Ab fünfzig geht es mit der Lebenszufriedenheit, die sich wie ein U entwickelt, wieder steil bergauf. Der Arzt und Comedian Eckart von Hirschhausen (52) spricht gar von der «besseren Hälfte». Das Alter sei kein Abstieg, es sei Leben für Fortgeschrittene. Darauf könne und dürfe man sich freuen.

Ist das so?

«Das hat was, aber 50 dünkt mich etwas früh», sagt Peter Wyss. Der 77-Jährige sitzt gemeinsam mit drei Kollegen an einem Tisch in einem Café in Köniz bei Bern.
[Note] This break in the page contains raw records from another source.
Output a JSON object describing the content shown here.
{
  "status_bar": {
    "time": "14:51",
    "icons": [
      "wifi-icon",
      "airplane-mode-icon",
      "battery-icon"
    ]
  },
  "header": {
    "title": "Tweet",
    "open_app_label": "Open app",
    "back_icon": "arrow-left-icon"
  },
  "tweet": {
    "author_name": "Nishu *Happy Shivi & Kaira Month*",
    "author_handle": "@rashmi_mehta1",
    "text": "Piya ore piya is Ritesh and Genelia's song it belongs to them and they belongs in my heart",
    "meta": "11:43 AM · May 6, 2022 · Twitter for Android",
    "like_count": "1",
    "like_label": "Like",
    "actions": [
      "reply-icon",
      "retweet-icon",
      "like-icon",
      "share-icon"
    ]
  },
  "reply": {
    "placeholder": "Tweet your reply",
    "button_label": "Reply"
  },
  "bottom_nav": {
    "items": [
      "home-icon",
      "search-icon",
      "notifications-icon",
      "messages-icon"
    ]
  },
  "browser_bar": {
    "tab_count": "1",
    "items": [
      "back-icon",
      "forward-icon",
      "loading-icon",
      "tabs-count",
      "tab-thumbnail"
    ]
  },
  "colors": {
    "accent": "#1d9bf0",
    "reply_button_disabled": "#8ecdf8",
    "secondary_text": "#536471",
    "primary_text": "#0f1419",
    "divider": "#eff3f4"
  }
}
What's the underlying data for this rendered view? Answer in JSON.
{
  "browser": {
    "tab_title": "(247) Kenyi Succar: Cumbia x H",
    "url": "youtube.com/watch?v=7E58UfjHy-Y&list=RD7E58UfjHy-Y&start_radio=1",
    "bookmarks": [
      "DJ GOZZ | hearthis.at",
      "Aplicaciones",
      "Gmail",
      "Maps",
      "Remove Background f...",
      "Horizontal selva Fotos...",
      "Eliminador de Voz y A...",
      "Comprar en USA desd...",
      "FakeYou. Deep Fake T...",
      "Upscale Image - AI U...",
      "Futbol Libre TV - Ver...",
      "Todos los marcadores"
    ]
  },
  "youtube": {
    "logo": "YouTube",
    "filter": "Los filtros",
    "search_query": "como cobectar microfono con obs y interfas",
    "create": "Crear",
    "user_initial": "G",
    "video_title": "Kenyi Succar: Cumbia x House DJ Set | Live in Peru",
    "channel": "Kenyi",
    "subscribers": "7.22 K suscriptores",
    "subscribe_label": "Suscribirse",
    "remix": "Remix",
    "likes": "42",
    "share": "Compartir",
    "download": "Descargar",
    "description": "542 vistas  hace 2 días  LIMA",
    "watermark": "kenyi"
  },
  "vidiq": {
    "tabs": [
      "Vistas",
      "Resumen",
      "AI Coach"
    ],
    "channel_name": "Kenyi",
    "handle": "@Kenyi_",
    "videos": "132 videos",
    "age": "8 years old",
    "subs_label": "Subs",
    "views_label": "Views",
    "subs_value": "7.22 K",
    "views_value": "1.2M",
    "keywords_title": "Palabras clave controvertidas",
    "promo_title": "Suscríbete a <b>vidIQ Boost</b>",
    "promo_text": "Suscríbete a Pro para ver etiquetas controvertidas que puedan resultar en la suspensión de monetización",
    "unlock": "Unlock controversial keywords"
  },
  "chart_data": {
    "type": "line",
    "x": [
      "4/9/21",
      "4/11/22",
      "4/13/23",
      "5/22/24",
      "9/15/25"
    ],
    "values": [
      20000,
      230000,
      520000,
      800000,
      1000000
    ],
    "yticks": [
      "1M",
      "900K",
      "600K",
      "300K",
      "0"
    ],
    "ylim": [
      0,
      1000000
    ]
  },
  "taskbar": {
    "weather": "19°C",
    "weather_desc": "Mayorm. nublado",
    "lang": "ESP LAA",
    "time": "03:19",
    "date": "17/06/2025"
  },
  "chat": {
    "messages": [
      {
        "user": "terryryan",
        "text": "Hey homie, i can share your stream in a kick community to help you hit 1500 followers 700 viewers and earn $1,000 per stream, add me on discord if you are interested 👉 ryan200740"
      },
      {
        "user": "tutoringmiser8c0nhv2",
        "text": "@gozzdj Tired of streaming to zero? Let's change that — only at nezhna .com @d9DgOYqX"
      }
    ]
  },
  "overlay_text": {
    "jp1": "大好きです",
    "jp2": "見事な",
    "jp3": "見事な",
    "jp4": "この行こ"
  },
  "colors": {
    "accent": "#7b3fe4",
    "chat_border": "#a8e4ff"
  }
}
Sie betätigen sich alle bei der Organisation Pro Senectute, setzen sich also fast schon professionell mit dem Alter auseinander. Die ideale Runde für die grossen Themen des Lebens. Schon am Telefon zuvor nennt Wyss eine Erkenntnis, zu der er im Alter kam: «Man merkt, dass man gar nicht so viel Zeit hat, und die, die man hat, läuft davon.»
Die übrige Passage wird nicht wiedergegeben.